Mechanisms of Motor Function Recovery after Spinal Cord Injury

Which mechanisms are involved in the recovery of motor function after spinal cord injury (SCI)? Experimental approaches to enhance motor function after SCI are typically based on protecting neural tissue, promoting regeneration, and/or facilitating plasticity. Many of these approaches elicit anatomical and physiological changes in the spinal cord or brain and some of them result in enhanced motor performance. This Research Topic will focus on discussing the latest advancements associated with neural protection, regeneration, and plasticity that result in motor function improvements in animals and humans with SCI. Tissue protection can be elicited by pharmacological interventions which may curb the loss of neural cells after SCI and so limit the extent of secondary damage. The involvement of neuroprotective treatments in motor function is mostly indirect but they incontrovertibly contribute to recovery. Tissue regeneration can be achieved in the injured spinal cord using cell transplantation paradigms or pharmacological interventions. These regenerative strategies result in an increase in axonal growth. Recent research has begun to unravel our understanding about the role of regenerated axons in motor function restoration.

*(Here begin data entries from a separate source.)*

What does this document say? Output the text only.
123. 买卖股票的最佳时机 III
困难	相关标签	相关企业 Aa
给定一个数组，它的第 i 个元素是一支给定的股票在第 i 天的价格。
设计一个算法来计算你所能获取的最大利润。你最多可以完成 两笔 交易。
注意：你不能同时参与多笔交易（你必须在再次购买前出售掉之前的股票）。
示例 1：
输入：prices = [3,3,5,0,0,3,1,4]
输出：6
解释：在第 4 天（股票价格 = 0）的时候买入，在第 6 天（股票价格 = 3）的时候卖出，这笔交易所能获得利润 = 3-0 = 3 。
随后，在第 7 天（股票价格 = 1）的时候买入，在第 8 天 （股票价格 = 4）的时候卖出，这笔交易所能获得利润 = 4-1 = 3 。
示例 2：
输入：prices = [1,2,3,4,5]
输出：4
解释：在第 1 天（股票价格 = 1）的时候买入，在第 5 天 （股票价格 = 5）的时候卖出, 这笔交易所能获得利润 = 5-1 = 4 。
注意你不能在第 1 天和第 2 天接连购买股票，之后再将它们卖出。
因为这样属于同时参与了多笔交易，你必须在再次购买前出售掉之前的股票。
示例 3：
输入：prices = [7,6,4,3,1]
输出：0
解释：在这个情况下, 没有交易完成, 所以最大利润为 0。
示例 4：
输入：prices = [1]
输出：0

Plasticity in neural tissue can be facilitated using different approaches. Humans with SCI may be able to combine different sources of sensory inputs to control motor tasks that cannot be performed with voluntary drive alone. Neuroplasticity leading to motor recovery has been achieved using noninvasive and invasive paradigms involving stimulation of the spinal cord and/or motor cortex. The interaction of brain and spinal cord might be an important contributor to anchoring the effects of therapeutic plasticity-based strategies after SCI; strengthening synaptic connections has been identified as a novel target to promote functional recovery. A review of the latest molecular, cellular, and physiological mechanisms of neural protection, regeneration and plasticity leading to motor recovery will provide an updated framework exploring the contribution of mechanistic-driven information to future repair strategies for people with SCI.